Sancho tunnelt Kompany und Schmelzer im Training
Damit hatte Stöger Recht, denn Sanchos großes Selbstbewusstsein beeinträchtigt bisweilen seine Entscheidungsfindung auf dem Platz. Dann agiert der Engländer zu wenig klar in seinen Aktionen, ist zu verspielt und sucht in den Eins-gegen-eins-Situationen das Besondere. Das erinnerte bereits an anatomisch ähnliche Spieler wie Kylian Mbappe oder Ex-Dortmunder Ousmane Dembele, die immer wieder die Grenze überschreiten und ihre Gegenspieler zu veralbern versuchen.
"Manchmal sagt der Trainer: Trenne dich früher vom Ball", verriet Sancho nach ein paar Tagen unter Favre. "Dann bin ich ihm zu verspielt, das muss ich lassen und mehr mit den Mitspielern kombinieren." Favre goutiert zwar Sanchos Mut zu vielen Dribblings, sagt aber auch, dass "einige Korrekturen in seinem Spielstil" vonnöten wären. "Da gibt es noch Details zu korrigieren", so Favre.
Eine ähnliche Ansage bekam Sancho auch schon von Vincent Kompany und Marcel Schmelzer: "Im Training habe ich die Mannschaftskapitäne von Dortmund und Manchester City getunnelt.
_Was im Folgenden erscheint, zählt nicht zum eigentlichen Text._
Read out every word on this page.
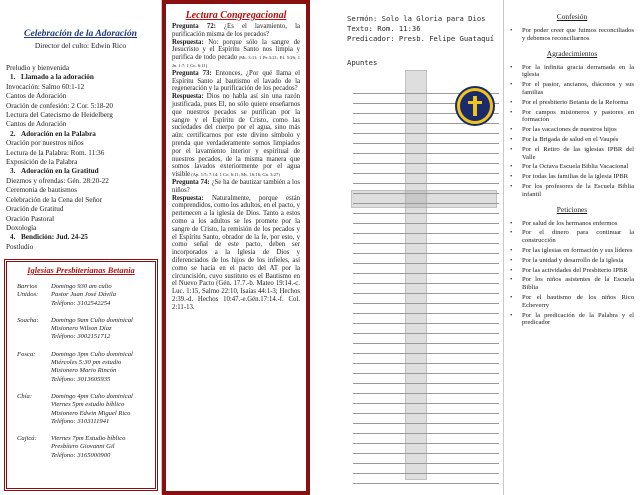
Celebración de la Adoración
Director del culto: Edwin Rico
Preludio y bienvenida
1. Llamado a la adoración
Invocación: Salmo 60:1-12
Cantos de Adoración
Oración de confesión: 2 Cor. 5:18-20
Lectura del Catecismo de Heidelberg
Cantos de Adoración
2. Adoración en la Palabra
Oración por nuestros niños
Lectura de la Palabra: Rom. 11:36
Exposición de la Palabra
3. Adoración en la Gratitud
Diezmos y ofrendas: Gén. 28:20-22
Ceremonia de bautismos
Celebración de la Cena del Señor
Oración de Gratitud
Oración Pastoral
Doxología
4. Bendición: Jud. 24-25
Postludio
Iglesias Presbiterianas Betania
Barrios Unidos:
Domingo 930 am culto
Pastor Juan José Dávila
Teléfono: 3102542254
Soacha:	Domingo 9am Culto dominical
Misionero Wilson Díaz
Teléfono: 3002151712
Fosca:	Domingo 3pm Culto dominical
Miércoles 5:30 pm estudio
Misionero Mario Rincón
Teléfono: 3013605935
Chía:	Domingo 4pm Culto dominical
Viernes 5pm estudio bíblico
Misionero Edwin Miguel Rico
Teléfono: 3103111941
Cajicá:	Viernes 7pm Estudio bíblico
Presbítero Giovanni Gil
Teléfono: 3165000900
Lectura Congregacional

Pregunta 72: ¿Es el lavamiento, la purificación misma de los pecados?

Respuesta: No: porque sólo la sangre de Jesucristo y el Espíritu Santo nos limpia y purifica de todo pecado (Mt. 3:11; 1 Pe.3:21; Ef. 5:26; 1 Jn. 1:7; 1 Co. 6:11)

Pregunta 73: Entonces, ¿Por qué llama el Espíritu Santo al bautismo el lavado de la regeneración y la purificación de los pecados?

Respuesta: Dios no habla así sin una razón justificada, pues El, no sólo quiere enseñarnos que nuestros pecados se purifican por la sangre y el Espíritu de Cristo, como las suciedades del cuerpo por el agua, sino más aún: certificarnos por este divino símbolo y prenda que verdaderamente somos limpiados por el lavamiento interior y espiritual de nuestros pecados, de la misma manera que somos lavados exteriormente por el agua visible (Ap. 1:5; 7:14; 1 Co. 6:11; Mc. 16:16; Gá. 3:27)

Pregunta 74: ¿Se ha de bautizar también a los niños?

Respuesta: Naturalmente, porque están comprendidos, como los adultos, en el pacto, y pertenecen a la iglesia de Dios. Tanto a estos como a los adultos se les promete por la sangre de Cristo, la remisión de los pecados y el Espíritu Santo, obrador de la fe, por esto, y como señal de este pacto, deben ser incorporados a la Iglesia de Dios y diferenciados de los hijos de los infieles, así como se hacía en el pacto del AT por la circuncisión, cuyo sustituto es el Bautismo en el Nuevo Pacto (Gén. 17.7.-b. Mateo 19:14.-c. Luc. 1:15, Salmo 22:10, Isaías 44:1-3; Hechos 2:39.-d. Hechos 10:47.-e.Gén.17:14.-f. Col. 2:11-13.

Sermón: Solo la Gloria para Dios
Texto: Rom. 11:36
Predicador: Presb. Felipe Guataquí
Apuntes
Confesión
•	Por poder creer que fuimos reconciliados y debemos reconciliarnos
Agradecimientos
•	Por la infinita gracia derramada en la iglesia
•	Por el pastor, ancianos, diáconos y sus familias
•	Por el presbiterio Betania de la Reforma
•	Por campos misioneros y pastores en formación
•	Por las vacaciones de nuestros hijos
•	Por la Brigada de salud en el Vaupés
•	Por el Retiro de las iglesias IPBR del Valle
•	Por la Octava Escuela Biblia Vacacional
•	Por todas las familias de la iglesia IPBR
•	Por los profesores de la Escuela Biblia infantil
Peticiones
•	Por salud de los hermanos enfermos
•	Por el dinero para continuar la construcción
•	Por las iglesias en formación y sus líderes
•	Por la unidad y desarrollo de la iglesia
•	Por las actividades del Presbiterio IPBR
•	Por los niños asistentes de la Escuela Biblia
•	Por el bautismo de los niños Rico Echeverry
•	Por la predicación de la Palabra y el predicador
Beide meinten danach, dass sie das nicht wollten und ich das keinesfalls nochmal machen sollte", so der Engländer im Interview mit JD Football.
BVB-Boss Watzke nennt Sancho in einem Atemzug mit Dembele
Favres Aussagen sowie der nahende Abgang von Sancho-Konkurrent Andre Schürrle belegen jedoch, dass der 18-Jährige hier schon die Nase vorne hat und Dortmunds neuer Coach auf ihn bauen wird.
Favre ist bekannt dafür, junge Spieler zu fördern und in seinen bisherigen Statements fand sich häufig der Hinweis, dass die Entwicklung der Spieler für ihn am wichtigsten sei.
Doch noch einmal zurück zu Dembele: Der Franzose kam 2016 nach 26 Ligue-1-Spielen zum BVB und avancierte dort gleich in seinem ersten Profijahr zum Stammspieler und X-Faktor, den die Gegenspieler nie in den Griff bekamen. Geschäftsführer Hans-Joachim Watzke nannte Sancho erst kürzlich in einem Atemzug mit Dembele, als er von großartigen Scouting-Ergebnissen sprach.
Dortmund hat mit Sancho ein Schnäppchen gemacht
Nicht nur deshalb würde es nicht verwundern, sollte Sancho ähnlich schnell wie Dembele und mit Favres Hilfe der Durchbruch gelingen. Er bringt jetzt schon enorm viel dafür mit, arbeitet unter einem Trainer, der ihn fördern und fordern wird und ist im Offensivbereich flexibel einsetzbar.
Hört man Sancho zu, scheint auch er eine gewisse Vorahnung zu besitzen: "Ich möchte eine großartige Saison spielen. Tore schießen, Vorlagen geben, der Mannschaft helfen und sie auch mal tragen", sagte er während der Dortmunder USA-Reise.
Wie auch immer es letztlich kommen mag, eines steht schon zum jetzigen Zeitpunkt fest: Der BVB hat mit dem knapp acht Millionen Euro teuren Jadon Sancho mal wieder ein echtes Schnäppchen gemacht.